Creyéndose abandonada por su hombre, Diansola mandó llamar al Brujo. Solo ella, que con su fama tenía embrujada a toda la isla Barbuda, pudo haber conseguido que el Brujo dejara el bosque y caminara una legua para visitarla. Lo hizo pasar a la habitación y le explicó:

-Hace meses que no veo a Bondó. El canalla ha de andar por otras islas, con otra mujer. Quiero que muera.

-¿Estás segura que anda lejos?

-Sí.

-¿Y lo que quieres es matarlo desde aquí, por lejos que esté?

-Sí.

Sacó el brujo un pedazo de cera, modeló un muñeco que representaba a Bondó y por el ojo le clavó un alfiler.

Se oyó, en la habitación, un rugido de dolor. Era Bondó, a quien esa tarde habían soltado de la cárcel y acababa de entrar. Dio un paso, con las manos sobre el ojo reventando, y cayó muerto a los pies de Diansola.

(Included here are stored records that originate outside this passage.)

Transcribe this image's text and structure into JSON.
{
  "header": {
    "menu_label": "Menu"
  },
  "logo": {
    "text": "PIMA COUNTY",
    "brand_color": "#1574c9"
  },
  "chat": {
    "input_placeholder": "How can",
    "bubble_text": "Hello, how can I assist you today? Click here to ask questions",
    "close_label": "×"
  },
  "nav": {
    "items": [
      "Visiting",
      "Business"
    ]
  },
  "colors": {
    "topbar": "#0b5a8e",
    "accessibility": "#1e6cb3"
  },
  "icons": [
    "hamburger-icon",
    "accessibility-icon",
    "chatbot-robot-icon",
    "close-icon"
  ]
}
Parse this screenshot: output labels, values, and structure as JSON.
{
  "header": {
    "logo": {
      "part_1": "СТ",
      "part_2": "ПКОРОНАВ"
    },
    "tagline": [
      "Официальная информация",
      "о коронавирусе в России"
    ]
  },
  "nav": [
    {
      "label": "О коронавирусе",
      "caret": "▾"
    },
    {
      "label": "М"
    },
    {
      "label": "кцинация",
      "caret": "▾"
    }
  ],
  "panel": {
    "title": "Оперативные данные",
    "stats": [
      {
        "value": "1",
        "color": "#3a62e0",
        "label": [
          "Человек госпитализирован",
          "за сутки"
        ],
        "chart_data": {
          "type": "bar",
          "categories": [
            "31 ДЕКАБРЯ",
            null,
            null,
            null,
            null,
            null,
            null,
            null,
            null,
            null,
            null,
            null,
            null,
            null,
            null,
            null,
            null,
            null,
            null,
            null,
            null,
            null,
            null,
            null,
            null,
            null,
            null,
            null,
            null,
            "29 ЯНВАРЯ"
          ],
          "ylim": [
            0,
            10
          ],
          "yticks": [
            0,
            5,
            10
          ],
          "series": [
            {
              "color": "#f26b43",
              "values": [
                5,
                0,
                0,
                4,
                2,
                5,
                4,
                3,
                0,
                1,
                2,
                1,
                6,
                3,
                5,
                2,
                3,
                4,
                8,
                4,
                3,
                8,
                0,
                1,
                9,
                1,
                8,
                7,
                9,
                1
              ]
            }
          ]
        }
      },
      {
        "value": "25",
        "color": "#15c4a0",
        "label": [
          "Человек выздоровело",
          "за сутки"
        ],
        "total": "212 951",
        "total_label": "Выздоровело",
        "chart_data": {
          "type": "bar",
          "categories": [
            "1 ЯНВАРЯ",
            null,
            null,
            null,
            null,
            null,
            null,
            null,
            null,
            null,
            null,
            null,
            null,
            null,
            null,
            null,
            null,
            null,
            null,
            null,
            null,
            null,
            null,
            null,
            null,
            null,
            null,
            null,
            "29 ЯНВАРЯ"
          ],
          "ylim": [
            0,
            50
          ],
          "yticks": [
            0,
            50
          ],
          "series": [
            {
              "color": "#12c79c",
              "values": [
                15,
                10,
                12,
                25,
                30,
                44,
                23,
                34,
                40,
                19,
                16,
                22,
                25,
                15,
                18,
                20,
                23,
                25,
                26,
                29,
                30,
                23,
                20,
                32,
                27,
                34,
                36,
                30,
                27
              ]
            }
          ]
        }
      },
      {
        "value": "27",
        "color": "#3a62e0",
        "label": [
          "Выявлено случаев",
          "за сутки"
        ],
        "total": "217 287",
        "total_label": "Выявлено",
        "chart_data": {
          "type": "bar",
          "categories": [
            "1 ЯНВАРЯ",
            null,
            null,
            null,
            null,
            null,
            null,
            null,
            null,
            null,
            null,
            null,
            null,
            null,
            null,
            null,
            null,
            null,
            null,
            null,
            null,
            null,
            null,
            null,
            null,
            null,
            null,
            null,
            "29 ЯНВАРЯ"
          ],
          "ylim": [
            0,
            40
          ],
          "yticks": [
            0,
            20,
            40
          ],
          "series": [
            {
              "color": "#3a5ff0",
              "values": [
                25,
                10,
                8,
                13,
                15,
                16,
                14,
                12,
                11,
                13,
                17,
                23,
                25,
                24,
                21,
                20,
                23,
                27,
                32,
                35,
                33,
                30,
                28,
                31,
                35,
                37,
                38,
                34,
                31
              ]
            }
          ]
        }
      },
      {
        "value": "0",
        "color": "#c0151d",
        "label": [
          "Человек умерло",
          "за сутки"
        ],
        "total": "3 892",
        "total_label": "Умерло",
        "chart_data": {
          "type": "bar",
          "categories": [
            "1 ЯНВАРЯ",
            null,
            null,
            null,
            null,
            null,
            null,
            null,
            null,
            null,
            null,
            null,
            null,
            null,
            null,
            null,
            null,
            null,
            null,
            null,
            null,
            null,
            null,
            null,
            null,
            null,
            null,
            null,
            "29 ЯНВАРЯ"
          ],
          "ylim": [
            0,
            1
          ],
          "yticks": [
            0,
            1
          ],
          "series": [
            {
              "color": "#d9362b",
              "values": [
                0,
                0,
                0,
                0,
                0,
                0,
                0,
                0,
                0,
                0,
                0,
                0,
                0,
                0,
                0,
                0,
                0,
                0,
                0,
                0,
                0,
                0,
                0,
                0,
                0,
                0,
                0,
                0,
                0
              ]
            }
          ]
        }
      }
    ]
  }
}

-¡Me dijiste que estaba lejos! -protestó el Brujo; y mascullando un insulto amargo como semilla, huyó del rancho.

El camino, que a la ida se había estirado, ahora se acortaba; la luz, que a la ida había sido del sol, ahora era de la luna; los tambores, que a la ida habían murmurado a su espalda, ahora le hablaban de frente; y la semilla de insulto que al salir del rancho se había puesto en la boca, ahora, en el bosque, era un árbol sonoro:

-¡Estúpida, más que estúpida! Me aseguraste que Bondó estaba lejos y ahí no más estaba. Para matarlo de tan cerca no se necesitaba de mi Poder. Cualquier negro te hubiese ayudado. ¡Estúpida!, me has hecho invocar al Poder en vano. A lo mejor, por tu culpa, el Poder se me ha estropeado y ya no me sirve más.

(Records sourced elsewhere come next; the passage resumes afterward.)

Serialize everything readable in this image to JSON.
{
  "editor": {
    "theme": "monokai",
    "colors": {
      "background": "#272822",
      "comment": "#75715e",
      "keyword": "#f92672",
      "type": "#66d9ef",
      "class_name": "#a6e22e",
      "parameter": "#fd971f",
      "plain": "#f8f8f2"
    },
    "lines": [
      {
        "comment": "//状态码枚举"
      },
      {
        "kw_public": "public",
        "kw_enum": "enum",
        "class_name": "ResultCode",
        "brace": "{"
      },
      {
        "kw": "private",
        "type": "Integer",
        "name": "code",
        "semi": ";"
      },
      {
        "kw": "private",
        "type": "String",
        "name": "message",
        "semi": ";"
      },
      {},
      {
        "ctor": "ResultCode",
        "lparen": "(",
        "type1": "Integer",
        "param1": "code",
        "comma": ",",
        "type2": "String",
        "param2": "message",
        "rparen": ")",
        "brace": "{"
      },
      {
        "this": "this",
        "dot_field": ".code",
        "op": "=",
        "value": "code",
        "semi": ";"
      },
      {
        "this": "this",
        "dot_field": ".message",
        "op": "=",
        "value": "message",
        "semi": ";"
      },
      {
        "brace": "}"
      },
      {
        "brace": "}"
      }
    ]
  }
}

Para probar si todavía le servía, apenas llegó a su choza miró hacia atrás -una legua de noche-, encendió la vela, modeló con cera una muñeca que representaba a Diansola y le clavó un alfiler en el ojo.


El pusher - John Varley

EL PUSHER JOHN VARLEY Las cosas cambian. Ian Haise ya se lo había esperado. Pese a ello, hay ciertas constantes dictadas por la función y el uso: Ian intentaba guiarse por ellas, y se aproximaba con bastante frecuencia. El parque infantil no se parecía demasiado a los que él había conocido cuando era niño. Pero los parques se hacían para entretener a los niños. Siempre había algo donde nadar, algo en que deslizarse, algo a lo que trepar. Aquí había todo eso y mucho más. Una zona estaba repleta de árboles. Había una piscina. Los aparatos inmóviles se combinaban con deslumbrantes figuras luminosas que parecían entrar y salir alternativamente de la realidad. También había animales: elefantes y rinocerontes diminutos, gacelas no más altas que una rodilla. Aunque su amable tranquilidad parecía un poco superficial. Pero, ante todo, en el parque infantil había niños. A Ian le gustaban los niños. Se sentó a la sombra en un banco junto a los árboles y los observó. Los había de todos los colores y tamaños y de ambos sexos. Algunos eran negros y vivaces como habichuelas de regaliz, otros blancos como conejitos, o morenos con el cabello rizado y había otros aún más morenos y con ojos rasgados y el cabello negro y lacio. Algunos habían sido blancos pero ahora estaban tostados, aún más morenos que algunos de los morenos. Ian se concentró en las niñas. Otras veces lo había intentado con los niños hacía ya mucho tiempo, pero no había dado resultado. Durante un rato se fijó en una niña negra, tratando de calcular su edad. Pensó que tendría ocho o diez años. Demasiado joven. Otra debía de tener cerca de trece años, a juzgar por su blusa. Era una posibilidad, pero hubiera preferido alguna más joven. Algo menos sofisticado, menos sospechoso. Finalmente encontró a la niña que buscaba. Era morena, pero con un sorprendente cabello rubio. ¿Diez años? Probablemente once. Sin lugar a dudas, era lo bastante joven. Se concentró en ella, e hizo esa extraña cosa que solía hacer cuando había seleccionado a la persona adecuada. No sabía qué era pero casi siempre daba resultado. Quizá lo importante era mirarla, manteniendo sus ojos fijos en ella sin que importara dónde iba o qué hacía, sin dejar que su concentración se distrajera por nada. Y, claro está, al cabo de unos pocos minutos, ella levantó la cabeza, miró a su alrededor y sus ojos se quedaron fijos en él. Mantuvo la mirada por un momento y luego volvió a sus juegos.